Decorre, até ao próximo dia 23 deste mês, a consulta pública referente ao projecto de alteração da instalação de co-incineração da Fábrica CM P Cibra-Pataias. A consulta pode ser efectuada no Centro de Documentação da Agência Portuguesa do Ambiente, na Amadora, ou na Divisão de Documentação e Recursos Informáticos da CCD RLVT, em Lisboa. O presidente da Câmara de Alcobaça garantiu ao REGIÃO DE CISTER que a autarquia vai estar atenta a todo o processo e que o mesmo será consultado por técnicos do município.

domingo, 6 de fevereiro de 2011

Pedreiras do concelho com estudo de impacto ambiental

A notícia é da Rádio Cister

Ministério da Economia vai fazer um estudo de impacto ambiental a Alcobaça

Em causa está a reabilitação das pedreiras desactivadas do concelho.
 
O Ministério da Economia pretende aproveitar turisticamente aqueles espaços, situados no Parque Natural das Serras de Aire e Candeeiros, que foram, antes, espaço de exploração da actividade das pedreiras.
 
Um projecto semelhante já está em curso no concelho da Batalha e tem em vista a reabilitação das paisagens afectadas pela exploração da pedra, criando, ao mesmo tempo, infra-estruturas de apoio ao turismo de natureza, como espaços de lazer, parques de merendas e circuitos pedonais, entre outros equipamentos.

Comentário

Não é só no PNSAC que existem pedreiras no concelho de Alcobaça.
Em Pataias também existem algumas e nem todas são da responsabilidade da SECIL.
Será que também serão objecto de um estudo?

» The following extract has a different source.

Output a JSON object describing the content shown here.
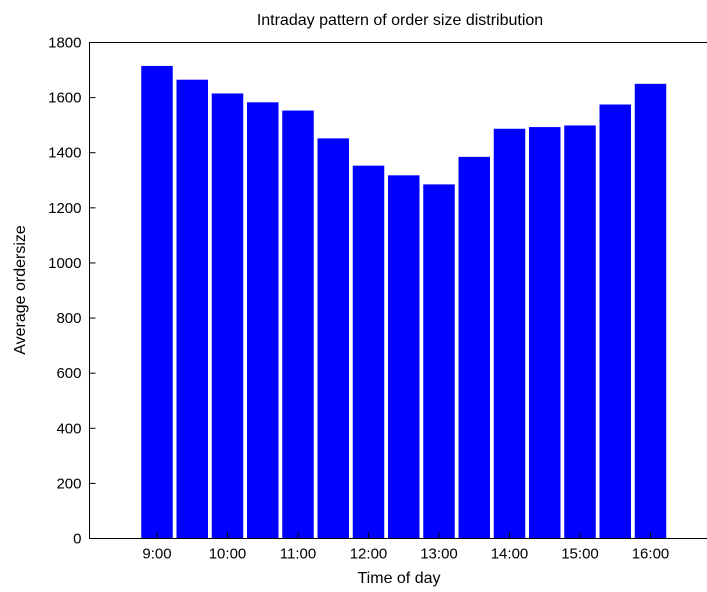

quinta-feira, 1 de julho de 2010

Fábrica Cibra-Pataias: Qualidade do Ar

Fábrica Cibra-Pataias: Qualidade do Ar
Emissões difusas de partículas para a atmosfera (2007 e 2008)
[clique na imagem]
Estes são os resultados apresentados nas declarações ambientais do Grupo Secil, relativos às emissões difusas de partículas para a atmosfera (anos 2007 e 2008). Os valores encontram-se todos dentro dos limites legais previstos, registando-se uma evolução positiva em quase todos eles. Os valores indicados a vermelho representam os valores que eram maiores em 2008, relativamente a 2007.
O relatório de 2009, em Junho de 2010 ainda não se encontrava disponível.

Fonte: Relatórios “Declaração Ambiental Intercalar”, anos de 2007 e 2008, da Fábrica Cibra-Pataias do Grupo Secil.